Whenever I have a bad art show, I tend to get inside my head far too much. I overthink things and tend to get rather depressed. I store to myself I wasn’t going to let that happen with this.
Sure, I’m officially 0-1 for painting competitions, but this was as low of stakes as possible. I’m proud of the color scheme I picked, and of the new techniques I learned doing it.
That should be good enough, right?
Perhaps I’m putting too much pressure on myself because of the stupid “goal” I boasted about?
All the people who have won Golden Demons, let alone a Slayer Sword, have years more experience than I do. Hell, some of them have more years under their belts doing this than I’ll ever have the opportunity to.
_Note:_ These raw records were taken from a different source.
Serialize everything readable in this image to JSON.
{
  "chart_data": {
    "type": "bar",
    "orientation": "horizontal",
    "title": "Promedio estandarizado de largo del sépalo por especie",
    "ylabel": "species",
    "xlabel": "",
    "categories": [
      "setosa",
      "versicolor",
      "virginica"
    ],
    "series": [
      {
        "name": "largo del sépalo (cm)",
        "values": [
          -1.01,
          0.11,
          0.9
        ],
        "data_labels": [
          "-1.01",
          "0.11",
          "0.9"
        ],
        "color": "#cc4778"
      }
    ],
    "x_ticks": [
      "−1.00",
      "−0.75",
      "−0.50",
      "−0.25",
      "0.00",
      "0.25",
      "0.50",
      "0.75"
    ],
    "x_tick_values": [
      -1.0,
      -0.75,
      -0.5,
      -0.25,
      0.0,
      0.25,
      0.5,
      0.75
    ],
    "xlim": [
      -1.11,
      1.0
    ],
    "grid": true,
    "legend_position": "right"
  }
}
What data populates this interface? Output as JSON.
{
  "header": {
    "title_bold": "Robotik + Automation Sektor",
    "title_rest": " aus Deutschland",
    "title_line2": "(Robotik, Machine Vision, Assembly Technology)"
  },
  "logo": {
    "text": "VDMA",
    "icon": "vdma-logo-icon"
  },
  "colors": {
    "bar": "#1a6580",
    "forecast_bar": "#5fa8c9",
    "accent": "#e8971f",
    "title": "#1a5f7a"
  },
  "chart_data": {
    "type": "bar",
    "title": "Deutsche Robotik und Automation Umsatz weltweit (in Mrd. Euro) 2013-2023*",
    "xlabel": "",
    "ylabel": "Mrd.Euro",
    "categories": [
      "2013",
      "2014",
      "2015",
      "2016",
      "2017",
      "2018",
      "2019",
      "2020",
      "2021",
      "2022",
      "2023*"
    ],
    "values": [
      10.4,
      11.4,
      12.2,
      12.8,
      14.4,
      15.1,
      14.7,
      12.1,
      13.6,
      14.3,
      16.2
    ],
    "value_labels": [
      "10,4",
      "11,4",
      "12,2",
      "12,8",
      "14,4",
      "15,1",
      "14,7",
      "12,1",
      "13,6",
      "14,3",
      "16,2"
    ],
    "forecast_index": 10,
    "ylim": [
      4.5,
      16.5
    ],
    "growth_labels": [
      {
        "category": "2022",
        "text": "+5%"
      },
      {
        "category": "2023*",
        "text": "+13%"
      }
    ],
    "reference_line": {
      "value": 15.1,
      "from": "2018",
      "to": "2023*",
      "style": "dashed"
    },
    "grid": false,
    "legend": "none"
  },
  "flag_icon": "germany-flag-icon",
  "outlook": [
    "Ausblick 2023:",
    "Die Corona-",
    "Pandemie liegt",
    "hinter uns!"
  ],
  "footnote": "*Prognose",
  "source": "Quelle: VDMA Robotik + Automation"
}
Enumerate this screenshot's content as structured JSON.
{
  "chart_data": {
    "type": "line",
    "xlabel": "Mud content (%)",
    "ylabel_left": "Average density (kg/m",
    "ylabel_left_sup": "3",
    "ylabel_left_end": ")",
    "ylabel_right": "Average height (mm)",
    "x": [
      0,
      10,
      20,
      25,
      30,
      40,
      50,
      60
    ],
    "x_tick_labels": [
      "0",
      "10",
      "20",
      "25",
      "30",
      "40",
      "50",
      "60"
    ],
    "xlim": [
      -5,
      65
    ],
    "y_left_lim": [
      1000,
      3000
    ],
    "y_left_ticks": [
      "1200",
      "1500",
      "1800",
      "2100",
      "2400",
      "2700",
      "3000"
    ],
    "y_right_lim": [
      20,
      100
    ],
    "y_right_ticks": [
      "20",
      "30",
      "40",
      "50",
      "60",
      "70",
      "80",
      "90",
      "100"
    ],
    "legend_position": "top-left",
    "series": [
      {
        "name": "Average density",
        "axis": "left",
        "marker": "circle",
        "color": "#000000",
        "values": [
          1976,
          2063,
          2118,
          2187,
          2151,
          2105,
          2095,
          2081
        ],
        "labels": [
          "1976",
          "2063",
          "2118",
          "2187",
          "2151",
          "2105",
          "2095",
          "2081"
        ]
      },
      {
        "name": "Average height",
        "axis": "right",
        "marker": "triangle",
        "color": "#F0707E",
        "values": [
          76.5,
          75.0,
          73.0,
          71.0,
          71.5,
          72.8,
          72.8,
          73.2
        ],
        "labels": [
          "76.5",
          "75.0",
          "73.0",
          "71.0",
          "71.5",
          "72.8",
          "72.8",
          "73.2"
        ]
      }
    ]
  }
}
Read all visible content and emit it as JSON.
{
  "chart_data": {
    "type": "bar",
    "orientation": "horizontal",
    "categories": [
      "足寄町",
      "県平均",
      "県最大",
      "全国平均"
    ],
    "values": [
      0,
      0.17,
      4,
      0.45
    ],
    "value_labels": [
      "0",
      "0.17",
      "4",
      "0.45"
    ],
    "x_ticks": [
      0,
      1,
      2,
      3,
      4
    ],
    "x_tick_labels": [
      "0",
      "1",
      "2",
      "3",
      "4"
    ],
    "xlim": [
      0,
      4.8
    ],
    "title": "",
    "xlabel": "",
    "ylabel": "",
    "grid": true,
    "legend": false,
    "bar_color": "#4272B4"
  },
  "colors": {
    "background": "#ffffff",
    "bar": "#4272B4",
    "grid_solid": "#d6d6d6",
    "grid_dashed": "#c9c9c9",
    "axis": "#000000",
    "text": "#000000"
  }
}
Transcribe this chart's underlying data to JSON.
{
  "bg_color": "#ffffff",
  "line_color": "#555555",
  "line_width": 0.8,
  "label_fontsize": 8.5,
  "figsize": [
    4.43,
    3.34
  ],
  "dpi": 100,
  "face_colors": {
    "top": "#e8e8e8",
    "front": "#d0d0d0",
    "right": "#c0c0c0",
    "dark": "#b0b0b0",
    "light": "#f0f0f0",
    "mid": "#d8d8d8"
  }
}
So why am I comparing myself to their accolades and accomplishments?
Perhaps that is where I am missing the point in my own hobby journey?
Painting miniatures is a fun, somewhat relaxing hobby for me. It lets me take these little toys I play against my friends and family and customize them just a bit to my personality. If I shift the focus too much from that, what is the point?
Maybe the true purpose of my desire to win a painting competition isn’t to compare myself to the legends that of come before, but to compete against myself? We are our own worst enemies after all. If I am proving to myself that I’m better now than I was before, isn’t that better than a massively gorgeous sword?